Pediatric brain tumors are not exclusively a posterior fossa story. Plenty live above the tentorium — around the optic pathway and hypothalamus, in the pineal and suprasellar regions, or within the cerebral hemispheres. "Kid = posterior fossa" is a great starting bias, but a mass up top doesn't let a tumor off the hook.
Two habits that save you
First, image the whole neuraxis. Several of these tumors — medulloblastoma especially — like to seed CSF and drop metastases down the spine ("drop mets"). A brain MRI alone undersells the disease, so the spine gets imaged too, ideally before surgery stirs up blood that mimics tumor.

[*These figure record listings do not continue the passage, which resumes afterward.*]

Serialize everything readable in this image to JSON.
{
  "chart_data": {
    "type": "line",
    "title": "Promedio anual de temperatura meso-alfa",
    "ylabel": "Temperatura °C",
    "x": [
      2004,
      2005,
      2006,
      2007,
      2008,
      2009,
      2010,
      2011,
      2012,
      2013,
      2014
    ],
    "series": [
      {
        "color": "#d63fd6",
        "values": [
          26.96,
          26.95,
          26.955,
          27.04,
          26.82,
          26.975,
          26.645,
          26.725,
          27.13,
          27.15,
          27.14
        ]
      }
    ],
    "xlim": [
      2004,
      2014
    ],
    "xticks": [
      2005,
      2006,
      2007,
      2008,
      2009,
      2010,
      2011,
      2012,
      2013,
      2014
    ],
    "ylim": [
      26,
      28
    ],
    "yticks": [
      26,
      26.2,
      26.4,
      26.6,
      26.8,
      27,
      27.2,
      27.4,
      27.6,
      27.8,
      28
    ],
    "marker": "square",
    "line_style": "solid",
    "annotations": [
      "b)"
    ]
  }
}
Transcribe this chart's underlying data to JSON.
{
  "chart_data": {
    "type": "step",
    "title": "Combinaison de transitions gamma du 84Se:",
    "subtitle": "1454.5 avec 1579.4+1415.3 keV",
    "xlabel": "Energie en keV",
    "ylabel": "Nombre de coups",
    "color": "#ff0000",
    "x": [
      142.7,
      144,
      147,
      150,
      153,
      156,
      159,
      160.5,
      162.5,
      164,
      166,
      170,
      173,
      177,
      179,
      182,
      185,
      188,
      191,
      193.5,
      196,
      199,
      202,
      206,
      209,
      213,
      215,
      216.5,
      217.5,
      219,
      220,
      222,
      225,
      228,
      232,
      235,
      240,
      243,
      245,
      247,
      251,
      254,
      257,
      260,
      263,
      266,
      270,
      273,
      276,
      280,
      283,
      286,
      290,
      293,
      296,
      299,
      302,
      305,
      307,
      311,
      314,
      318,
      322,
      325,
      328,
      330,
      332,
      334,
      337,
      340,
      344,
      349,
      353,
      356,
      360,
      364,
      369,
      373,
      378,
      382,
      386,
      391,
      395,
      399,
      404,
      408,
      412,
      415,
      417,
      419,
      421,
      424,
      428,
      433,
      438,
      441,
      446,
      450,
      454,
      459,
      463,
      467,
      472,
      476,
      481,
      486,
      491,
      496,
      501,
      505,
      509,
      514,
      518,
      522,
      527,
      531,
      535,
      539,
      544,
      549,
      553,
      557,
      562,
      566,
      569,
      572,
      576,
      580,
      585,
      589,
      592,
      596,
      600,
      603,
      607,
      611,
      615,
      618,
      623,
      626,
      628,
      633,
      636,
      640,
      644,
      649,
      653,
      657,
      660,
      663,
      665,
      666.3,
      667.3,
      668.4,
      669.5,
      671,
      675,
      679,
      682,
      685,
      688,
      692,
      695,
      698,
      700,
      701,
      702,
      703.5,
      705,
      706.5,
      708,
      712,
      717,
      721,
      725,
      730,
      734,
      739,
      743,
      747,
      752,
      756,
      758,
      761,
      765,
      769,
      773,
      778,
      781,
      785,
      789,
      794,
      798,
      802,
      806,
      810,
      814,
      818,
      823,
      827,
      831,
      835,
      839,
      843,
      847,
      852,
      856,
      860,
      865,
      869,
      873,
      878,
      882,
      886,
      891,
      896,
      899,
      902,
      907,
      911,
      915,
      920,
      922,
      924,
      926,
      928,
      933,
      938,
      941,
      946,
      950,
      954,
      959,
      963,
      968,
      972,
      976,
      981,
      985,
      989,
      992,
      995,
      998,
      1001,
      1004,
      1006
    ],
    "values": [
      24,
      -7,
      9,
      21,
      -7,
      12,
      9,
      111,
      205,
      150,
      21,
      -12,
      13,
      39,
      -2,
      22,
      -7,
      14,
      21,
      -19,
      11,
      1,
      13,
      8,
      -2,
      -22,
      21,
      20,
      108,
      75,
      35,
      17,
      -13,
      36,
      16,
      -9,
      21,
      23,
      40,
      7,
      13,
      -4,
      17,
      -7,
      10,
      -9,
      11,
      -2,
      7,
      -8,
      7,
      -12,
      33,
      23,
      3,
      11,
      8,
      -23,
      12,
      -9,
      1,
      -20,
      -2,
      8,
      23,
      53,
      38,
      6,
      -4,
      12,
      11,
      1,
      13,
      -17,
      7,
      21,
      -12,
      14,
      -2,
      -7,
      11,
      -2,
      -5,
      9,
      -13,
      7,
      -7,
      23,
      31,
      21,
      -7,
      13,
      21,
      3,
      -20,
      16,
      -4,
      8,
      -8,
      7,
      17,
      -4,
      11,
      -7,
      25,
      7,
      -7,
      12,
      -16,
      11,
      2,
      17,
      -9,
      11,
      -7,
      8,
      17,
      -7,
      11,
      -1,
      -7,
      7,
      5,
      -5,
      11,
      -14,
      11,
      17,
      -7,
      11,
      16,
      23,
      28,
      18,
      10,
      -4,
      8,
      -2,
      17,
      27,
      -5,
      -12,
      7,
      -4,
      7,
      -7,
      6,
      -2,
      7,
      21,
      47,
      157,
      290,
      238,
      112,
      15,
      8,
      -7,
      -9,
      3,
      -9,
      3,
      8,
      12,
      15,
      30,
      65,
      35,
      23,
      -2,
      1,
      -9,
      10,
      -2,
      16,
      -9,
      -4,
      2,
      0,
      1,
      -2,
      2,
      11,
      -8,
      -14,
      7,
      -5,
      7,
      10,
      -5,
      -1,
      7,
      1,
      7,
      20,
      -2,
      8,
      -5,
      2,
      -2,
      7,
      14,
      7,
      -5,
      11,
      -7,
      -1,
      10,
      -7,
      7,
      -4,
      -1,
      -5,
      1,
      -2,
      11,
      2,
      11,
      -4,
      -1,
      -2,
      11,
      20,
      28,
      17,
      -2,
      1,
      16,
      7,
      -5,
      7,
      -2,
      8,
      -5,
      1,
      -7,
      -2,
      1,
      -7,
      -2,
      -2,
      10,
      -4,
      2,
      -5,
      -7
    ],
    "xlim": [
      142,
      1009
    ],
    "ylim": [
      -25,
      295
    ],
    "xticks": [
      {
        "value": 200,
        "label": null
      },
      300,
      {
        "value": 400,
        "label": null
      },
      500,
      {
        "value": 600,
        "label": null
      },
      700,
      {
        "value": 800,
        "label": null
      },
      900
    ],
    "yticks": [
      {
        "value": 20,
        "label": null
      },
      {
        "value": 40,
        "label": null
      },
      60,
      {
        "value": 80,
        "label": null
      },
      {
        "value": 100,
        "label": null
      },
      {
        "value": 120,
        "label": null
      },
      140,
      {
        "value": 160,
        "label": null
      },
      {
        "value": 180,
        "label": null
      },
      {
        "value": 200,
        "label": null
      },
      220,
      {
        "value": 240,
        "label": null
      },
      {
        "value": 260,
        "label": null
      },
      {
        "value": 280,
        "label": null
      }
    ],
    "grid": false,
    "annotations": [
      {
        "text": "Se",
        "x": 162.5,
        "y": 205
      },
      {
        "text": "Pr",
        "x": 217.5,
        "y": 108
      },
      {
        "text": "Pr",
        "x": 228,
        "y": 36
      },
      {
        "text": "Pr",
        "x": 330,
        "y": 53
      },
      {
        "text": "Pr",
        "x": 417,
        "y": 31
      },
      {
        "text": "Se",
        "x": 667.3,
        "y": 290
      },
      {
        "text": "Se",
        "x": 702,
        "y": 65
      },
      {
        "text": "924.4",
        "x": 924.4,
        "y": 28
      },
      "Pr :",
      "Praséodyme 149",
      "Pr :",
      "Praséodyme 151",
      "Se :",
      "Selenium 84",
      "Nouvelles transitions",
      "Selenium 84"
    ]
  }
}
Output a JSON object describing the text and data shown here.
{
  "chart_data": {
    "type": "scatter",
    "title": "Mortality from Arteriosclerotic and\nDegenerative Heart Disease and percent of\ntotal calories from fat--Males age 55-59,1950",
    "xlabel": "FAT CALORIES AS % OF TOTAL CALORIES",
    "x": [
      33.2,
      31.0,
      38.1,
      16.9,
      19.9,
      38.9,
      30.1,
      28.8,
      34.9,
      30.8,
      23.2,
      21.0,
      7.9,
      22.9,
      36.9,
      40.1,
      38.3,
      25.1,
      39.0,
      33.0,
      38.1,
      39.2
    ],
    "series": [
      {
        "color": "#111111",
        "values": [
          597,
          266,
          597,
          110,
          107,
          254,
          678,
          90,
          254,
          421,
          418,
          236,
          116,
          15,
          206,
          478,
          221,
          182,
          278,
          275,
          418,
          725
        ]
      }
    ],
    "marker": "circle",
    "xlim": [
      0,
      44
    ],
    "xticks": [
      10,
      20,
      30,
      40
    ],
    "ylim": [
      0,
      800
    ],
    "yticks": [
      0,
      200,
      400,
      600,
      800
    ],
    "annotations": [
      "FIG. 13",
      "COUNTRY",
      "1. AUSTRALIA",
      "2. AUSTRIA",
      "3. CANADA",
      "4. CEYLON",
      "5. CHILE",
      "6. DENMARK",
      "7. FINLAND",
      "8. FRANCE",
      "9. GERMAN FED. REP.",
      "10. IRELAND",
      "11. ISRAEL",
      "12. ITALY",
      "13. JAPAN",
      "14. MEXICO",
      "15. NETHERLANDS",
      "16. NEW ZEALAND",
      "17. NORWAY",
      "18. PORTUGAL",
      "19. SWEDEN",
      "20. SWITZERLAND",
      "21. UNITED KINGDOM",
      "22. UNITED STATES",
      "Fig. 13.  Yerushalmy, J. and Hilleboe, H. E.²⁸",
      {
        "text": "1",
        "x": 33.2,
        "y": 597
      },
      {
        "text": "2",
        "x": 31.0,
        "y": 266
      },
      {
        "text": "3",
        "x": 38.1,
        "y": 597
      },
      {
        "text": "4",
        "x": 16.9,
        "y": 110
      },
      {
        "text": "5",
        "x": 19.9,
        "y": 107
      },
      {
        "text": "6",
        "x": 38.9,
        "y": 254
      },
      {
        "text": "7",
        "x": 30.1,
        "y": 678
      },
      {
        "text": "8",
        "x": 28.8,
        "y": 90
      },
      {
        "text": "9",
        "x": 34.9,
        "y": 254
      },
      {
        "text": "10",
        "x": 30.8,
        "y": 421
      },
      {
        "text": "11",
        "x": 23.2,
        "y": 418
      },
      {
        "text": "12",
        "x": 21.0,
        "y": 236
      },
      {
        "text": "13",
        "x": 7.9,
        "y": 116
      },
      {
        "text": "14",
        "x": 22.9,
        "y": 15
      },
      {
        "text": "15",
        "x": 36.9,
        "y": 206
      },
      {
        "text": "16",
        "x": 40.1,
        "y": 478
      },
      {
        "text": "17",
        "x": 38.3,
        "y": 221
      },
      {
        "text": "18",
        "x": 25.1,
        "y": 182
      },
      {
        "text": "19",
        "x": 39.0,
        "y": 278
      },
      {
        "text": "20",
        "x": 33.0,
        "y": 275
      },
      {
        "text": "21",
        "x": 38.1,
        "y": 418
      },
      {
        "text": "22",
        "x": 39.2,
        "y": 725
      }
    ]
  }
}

Second, resist the urge to over-call the tissue type from pixels. Imaging narrows the list and tells the surgeon what they're walking into; the actual diagnosis comes from the pathologist and, increasingly, molecular markers that imaging can't see. Modern classification of these tumors leans heavily on genetics — which is exactly why your job is a confident short list, not a one-word verdict.
When you spot a posterior fossa mass in a child, narrate three things out loud: its compartment (in the ventricle, on the roof, or off in a hemisphere), its diffusion behavior, and the state of the ventricles upstream. Those three answers do most of the heavy lifting before you've named anything.
If you want the grown-up counterpart to compare against — same biology, different neighborhoods — the gliomas page and your general approach to brain MRI are the natural next stops. The single thing to carry out of here: in a child with headaches and a swollen ventricular system, go looking in the basement.